Une autre ligne de défense consiste à inspectez périodiquement le référentiel WMI Vous recherchez des abonnements ou des filtres pour les événements inhabituels ? commandes pour diagnostiquer les problèmes PowerShell vous permet de lister des classes telles que __EventFilter, CommandLineEventConsumer ou __FilterToConsumerBinding et de vérifier les éléments qui ne correspondent pas à des tâches administratives légitimes.
Cela vaut également la peine d'être examiné tâches planifiées et clés d'enregistrement de démarrageEn particulier ceux qui lancent des scripts ou des interpréteurs comme PowerShell, cscript ou wscript. De nombreuses attaques sans fichier exploitent ces mécanismes pour récupérer leur code depuis la mémoire, le registre ou un serveur distant à chaque démarrage du système ou connexion de l'utilisateur.
Dans les cas plus avancés, il est recommandé s'appuyer sur des outils comme Sysmon Sysinternals peut générer des événements très détaillés concernant la création de processus, les connexions réseau, les modifications du registre, etc., et les exporter vers un SIEM ou une plateforme d'analyse centralisée. À partir de là, des règles peuvent être créées pour alerter sur les comportements typiques de campagnes connues ou d'utilitaires tels que… RootkitRevealer pour détecter les artefacts persistants.

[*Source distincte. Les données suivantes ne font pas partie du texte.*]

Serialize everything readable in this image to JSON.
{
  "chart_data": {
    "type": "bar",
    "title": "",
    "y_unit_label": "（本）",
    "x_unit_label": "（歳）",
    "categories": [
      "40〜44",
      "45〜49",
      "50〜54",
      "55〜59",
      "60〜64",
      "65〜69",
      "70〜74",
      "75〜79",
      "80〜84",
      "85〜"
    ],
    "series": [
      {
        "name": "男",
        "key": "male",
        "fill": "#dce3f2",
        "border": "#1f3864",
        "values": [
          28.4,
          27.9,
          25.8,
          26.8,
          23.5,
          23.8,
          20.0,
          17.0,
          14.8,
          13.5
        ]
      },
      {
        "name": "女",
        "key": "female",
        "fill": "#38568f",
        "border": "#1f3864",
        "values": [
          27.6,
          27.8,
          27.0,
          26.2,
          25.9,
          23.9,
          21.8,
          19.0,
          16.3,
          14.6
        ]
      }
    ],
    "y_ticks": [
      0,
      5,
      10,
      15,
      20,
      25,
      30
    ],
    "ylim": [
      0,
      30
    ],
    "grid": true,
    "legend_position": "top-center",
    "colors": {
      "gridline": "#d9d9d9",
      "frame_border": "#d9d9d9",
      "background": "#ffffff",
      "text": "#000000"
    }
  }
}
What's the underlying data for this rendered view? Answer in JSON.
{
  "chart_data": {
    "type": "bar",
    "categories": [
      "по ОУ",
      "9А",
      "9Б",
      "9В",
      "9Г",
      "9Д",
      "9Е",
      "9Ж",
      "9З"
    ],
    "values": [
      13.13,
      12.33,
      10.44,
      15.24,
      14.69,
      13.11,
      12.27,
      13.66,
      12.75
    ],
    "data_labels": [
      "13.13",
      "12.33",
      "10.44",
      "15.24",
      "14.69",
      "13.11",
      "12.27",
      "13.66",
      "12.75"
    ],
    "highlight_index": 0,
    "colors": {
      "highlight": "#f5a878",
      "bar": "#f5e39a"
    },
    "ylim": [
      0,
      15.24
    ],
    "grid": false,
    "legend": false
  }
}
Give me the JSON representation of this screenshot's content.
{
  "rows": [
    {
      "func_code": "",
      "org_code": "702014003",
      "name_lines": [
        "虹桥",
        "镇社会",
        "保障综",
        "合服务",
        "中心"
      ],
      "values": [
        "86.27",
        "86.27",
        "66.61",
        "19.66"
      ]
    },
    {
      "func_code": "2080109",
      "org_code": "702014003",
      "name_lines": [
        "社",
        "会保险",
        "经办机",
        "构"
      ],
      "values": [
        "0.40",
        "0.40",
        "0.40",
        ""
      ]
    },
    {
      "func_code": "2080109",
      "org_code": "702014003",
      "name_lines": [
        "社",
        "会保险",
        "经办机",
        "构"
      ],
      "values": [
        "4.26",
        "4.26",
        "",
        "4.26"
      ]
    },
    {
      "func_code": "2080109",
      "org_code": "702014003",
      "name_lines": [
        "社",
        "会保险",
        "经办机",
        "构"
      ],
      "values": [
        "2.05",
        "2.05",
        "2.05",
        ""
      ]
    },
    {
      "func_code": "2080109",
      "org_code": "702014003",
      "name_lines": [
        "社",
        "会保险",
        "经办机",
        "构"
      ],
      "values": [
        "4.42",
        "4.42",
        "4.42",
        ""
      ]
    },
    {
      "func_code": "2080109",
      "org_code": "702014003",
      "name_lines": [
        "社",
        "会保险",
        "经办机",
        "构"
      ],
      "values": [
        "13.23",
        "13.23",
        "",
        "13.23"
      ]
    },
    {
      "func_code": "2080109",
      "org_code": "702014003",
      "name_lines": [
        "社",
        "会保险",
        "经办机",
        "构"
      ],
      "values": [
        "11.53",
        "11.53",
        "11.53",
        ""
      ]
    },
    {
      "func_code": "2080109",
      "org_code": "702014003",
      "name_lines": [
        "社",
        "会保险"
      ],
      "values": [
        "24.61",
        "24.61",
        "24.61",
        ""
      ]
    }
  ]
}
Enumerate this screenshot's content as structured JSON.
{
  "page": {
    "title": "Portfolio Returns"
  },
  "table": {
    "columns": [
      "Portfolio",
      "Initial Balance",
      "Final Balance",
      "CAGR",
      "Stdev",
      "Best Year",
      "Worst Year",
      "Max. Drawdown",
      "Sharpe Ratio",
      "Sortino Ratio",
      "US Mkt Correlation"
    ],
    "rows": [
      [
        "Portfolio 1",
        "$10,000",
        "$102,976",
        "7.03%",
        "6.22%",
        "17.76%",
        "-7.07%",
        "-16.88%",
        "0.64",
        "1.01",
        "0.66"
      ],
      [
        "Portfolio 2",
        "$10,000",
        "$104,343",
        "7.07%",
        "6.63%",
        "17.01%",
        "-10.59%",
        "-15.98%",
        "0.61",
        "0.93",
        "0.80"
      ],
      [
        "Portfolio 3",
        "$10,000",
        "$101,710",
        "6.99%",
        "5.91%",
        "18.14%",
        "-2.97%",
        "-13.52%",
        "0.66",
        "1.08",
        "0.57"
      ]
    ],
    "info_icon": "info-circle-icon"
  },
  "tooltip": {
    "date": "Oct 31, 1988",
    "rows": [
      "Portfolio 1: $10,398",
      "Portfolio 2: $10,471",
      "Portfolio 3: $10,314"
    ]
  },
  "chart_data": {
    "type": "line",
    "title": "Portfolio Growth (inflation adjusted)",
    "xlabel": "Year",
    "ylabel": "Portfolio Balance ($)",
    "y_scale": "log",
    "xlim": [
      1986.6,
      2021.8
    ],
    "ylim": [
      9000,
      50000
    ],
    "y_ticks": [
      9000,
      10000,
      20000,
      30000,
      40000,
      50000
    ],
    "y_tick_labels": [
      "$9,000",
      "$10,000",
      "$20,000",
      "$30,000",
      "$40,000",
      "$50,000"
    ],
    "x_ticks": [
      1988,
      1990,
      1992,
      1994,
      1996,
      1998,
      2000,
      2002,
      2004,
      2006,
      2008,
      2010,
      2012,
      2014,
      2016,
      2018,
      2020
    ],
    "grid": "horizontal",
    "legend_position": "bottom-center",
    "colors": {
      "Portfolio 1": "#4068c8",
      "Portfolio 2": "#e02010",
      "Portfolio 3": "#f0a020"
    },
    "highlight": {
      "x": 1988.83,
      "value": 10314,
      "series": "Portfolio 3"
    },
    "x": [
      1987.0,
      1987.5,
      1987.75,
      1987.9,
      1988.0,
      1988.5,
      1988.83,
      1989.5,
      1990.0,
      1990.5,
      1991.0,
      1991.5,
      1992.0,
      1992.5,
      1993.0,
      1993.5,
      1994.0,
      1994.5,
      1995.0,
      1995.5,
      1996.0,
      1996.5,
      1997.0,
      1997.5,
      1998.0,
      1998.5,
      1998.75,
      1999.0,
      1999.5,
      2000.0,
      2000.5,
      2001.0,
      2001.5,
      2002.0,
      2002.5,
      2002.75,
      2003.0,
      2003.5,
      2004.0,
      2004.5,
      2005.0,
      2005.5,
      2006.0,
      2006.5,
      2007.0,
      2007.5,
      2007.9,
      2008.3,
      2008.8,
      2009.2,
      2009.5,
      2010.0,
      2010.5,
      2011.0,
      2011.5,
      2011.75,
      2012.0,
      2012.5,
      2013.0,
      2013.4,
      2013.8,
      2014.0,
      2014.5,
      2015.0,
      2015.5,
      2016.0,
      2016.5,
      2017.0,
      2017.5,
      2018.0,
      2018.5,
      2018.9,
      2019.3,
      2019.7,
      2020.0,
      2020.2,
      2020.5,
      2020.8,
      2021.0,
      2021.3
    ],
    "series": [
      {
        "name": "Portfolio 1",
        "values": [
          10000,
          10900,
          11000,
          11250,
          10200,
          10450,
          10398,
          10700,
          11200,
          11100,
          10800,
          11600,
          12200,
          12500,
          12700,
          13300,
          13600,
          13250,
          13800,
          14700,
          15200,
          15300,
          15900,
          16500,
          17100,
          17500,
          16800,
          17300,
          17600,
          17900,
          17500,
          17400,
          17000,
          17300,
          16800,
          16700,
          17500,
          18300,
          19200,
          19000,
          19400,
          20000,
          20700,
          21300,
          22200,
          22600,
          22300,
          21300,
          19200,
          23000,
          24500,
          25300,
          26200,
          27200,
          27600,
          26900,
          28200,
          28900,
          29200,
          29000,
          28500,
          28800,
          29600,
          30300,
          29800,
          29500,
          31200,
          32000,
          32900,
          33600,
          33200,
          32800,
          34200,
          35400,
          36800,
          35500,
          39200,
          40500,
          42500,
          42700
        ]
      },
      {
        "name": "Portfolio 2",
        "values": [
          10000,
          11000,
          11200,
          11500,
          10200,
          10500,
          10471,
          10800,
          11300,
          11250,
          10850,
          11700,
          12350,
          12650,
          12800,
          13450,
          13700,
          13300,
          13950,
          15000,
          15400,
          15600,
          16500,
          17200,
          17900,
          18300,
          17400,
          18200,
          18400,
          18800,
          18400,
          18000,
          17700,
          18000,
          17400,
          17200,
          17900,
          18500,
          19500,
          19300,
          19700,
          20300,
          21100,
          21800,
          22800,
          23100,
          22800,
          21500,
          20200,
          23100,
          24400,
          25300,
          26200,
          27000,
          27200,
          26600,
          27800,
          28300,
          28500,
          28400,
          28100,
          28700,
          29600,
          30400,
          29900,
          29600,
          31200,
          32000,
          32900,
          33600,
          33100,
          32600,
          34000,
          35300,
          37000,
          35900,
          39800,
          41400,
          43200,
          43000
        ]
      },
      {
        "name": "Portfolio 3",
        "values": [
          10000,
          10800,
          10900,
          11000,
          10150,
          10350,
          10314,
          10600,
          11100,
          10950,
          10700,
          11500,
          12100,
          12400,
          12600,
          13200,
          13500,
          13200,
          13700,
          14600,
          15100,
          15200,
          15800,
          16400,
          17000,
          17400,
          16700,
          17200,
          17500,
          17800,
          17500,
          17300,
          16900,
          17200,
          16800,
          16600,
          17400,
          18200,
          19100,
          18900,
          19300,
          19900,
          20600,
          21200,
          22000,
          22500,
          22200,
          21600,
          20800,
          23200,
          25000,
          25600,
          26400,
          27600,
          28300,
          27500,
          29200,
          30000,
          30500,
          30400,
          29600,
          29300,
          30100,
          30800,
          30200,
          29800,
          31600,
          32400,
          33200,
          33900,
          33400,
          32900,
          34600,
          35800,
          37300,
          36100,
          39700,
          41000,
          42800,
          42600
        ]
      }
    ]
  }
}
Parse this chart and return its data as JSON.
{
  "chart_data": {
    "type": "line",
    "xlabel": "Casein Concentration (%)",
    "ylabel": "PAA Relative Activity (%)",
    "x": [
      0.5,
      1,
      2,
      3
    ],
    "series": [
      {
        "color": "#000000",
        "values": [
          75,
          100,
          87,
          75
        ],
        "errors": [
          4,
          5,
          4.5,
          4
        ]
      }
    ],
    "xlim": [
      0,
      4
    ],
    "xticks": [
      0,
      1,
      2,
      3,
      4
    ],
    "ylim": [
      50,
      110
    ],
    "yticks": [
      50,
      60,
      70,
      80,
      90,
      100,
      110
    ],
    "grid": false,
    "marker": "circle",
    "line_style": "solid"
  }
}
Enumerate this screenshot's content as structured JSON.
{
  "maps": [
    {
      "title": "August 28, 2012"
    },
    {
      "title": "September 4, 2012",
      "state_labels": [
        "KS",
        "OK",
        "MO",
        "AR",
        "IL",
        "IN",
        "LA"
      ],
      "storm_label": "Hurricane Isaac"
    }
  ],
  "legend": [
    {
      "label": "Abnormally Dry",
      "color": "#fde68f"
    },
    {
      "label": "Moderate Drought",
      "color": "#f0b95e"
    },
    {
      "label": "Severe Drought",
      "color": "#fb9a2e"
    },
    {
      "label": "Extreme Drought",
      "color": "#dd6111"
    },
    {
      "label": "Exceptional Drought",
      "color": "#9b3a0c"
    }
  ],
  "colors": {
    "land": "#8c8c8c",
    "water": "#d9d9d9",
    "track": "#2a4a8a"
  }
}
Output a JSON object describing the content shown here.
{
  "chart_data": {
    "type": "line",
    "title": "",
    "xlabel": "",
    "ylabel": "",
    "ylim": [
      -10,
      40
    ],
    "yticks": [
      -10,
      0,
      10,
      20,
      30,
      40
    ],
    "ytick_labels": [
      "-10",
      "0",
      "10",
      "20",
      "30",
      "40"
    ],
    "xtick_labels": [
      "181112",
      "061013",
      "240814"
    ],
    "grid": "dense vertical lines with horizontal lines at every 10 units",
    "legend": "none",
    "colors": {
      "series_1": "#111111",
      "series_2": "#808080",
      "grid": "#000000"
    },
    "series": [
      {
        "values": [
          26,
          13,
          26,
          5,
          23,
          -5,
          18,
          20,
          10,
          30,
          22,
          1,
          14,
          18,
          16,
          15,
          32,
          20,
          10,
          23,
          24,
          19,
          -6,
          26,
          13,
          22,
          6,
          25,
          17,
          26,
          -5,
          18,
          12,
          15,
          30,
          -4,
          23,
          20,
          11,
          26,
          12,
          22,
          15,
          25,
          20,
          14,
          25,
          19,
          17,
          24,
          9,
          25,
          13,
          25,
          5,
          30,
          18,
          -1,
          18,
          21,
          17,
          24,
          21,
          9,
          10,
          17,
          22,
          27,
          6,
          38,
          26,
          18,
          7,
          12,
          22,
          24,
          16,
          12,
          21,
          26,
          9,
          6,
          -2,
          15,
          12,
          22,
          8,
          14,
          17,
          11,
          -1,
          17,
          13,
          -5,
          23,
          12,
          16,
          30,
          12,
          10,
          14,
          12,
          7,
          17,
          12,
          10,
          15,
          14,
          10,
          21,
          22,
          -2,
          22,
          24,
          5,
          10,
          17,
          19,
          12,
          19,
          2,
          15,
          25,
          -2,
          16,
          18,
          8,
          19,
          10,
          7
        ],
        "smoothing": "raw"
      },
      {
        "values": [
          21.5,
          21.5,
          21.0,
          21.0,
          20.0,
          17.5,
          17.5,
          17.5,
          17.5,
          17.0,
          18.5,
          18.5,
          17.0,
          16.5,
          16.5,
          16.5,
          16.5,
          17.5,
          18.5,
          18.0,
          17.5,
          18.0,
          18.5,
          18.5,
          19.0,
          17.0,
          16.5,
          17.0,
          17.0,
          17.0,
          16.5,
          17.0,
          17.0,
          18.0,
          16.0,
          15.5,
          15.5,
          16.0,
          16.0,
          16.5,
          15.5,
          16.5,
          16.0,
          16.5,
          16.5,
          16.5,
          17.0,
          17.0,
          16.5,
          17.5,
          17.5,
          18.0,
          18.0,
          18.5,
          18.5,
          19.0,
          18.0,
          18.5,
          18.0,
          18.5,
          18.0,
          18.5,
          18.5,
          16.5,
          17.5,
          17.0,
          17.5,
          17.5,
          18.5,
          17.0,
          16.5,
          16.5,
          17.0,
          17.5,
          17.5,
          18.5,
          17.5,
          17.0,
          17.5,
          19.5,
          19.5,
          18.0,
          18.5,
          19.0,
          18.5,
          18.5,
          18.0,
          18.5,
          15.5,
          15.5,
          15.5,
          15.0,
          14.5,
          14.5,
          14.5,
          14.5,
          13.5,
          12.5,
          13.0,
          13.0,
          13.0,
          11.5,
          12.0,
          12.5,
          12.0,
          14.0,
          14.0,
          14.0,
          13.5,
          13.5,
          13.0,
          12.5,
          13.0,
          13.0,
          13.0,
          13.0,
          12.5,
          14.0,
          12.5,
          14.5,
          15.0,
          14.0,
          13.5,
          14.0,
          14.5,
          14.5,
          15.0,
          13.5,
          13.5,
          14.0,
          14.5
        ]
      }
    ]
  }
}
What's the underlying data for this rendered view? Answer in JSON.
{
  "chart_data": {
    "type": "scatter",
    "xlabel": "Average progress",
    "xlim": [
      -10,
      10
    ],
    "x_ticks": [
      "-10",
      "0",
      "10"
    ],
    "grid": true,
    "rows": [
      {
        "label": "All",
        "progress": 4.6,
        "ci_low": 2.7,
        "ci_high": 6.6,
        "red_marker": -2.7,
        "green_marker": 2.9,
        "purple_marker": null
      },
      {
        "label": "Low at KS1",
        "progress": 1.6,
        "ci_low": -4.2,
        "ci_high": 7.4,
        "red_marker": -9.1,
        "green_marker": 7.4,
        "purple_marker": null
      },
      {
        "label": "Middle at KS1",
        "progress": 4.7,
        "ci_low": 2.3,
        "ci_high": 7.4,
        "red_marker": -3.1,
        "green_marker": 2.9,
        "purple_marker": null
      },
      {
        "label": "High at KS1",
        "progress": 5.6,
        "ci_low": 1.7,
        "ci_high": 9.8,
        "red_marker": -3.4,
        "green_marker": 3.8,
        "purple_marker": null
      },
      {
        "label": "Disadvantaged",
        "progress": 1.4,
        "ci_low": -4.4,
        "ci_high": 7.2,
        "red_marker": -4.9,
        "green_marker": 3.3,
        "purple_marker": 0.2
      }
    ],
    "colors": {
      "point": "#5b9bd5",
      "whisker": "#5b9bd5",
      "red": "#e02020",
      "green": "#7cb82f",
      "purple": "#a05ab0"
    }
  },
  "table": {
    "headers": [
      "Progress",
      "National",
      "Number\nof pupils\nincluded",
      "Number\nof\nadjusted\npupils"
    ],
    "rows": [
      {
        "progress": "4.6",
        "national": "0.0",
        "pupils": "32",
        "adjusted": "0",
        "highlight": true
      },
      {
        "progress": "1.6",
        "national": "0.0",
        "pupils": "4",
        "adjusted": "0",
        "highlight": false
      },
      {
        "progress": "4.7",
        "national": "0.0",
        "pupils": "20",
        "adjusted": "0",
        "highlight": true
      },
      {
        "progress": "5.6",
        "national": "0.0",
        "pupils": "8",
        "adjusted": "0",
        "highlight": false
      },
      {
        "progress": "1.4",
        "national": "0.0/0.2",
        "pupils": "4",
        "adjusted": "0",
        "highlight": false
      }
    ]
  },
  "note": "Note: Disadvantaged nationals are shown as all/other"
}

Meilleures pratiques pour prévenir les infections par des logiciels malveillants sans fichier
En matière de prévention, le premier pilier demeure la minimisation des risques. vecteurs classiques d'infection: empêcher l'utilisateur d'exécuter des documents dangereux, rendre difficile l'exploitation des vulnérabilités et limiter les déplacements latéraux en cas de violation.
C'est presque obligatoire Désactiver ou restreindre les macros Office Dans la mesure du possible, idéalement via les objets de stratégie de groupe (GPO). Les macros ne devraient être autorisées qu'en cas de nécessité réelle et, si possible, signées numériquement. Ce principe s'applique également aux autres contenus interactifs tels que les contrôles DDE ou ActiveX dans les documents.
Il est également important d’avoir solutions de sécurité réseau Ces systèmes surveillent le trafic afin de détecter les failles de sécurité, les kits d'exploitation et les comportements anormaux. Les systèmes de prévention des intrusions (IPS) et les technologies telles que la prévention des attaques réseau peuvent intercepter de nombreuses attaques avant même que les charges utiles sans fichier n'atteignent le terminal.
Au niveau du terminal, il est crucial de déployer des outils capables de analyser la mémoire pour détecter les comportements malveillantsIl ne s'agit pas seulement des fichiers présents sur le disque. Les moteurs d'analyse de la RAM avancés peuvent identifier les schémas typiques d'injection de code, de shellcode, de charges utiles de ransomware ou de portes dérobées dissimulées dans les processus système.
Finalement, rien de tout cela ne fonctionne sans un bonne hygiène de baseAppliquez régulièrement les correctifs de sécurité, maintenez à jour les applications et les systèmes d'exploitation, segmentez le réseau pour entraver les déplacements latéraux, mettez en œuvre l'authentification multifacteur et contrôlez rigoureusement les comptes à privilèges élevés.
La combinaison de tous les éléments ci-dessus, associée à une véritable culture de la sécurité –formation continueLes simulations d'hameçonnage et les procédures claires de réponse aux incidents font toute la différence entre une organisation qui détecte une attaque sans fichier à ses débuts et une autre qui ne s'en aperçoit que lorsque ses serveurs sont déjà cryptés ou que ses données ont été exfiltrées.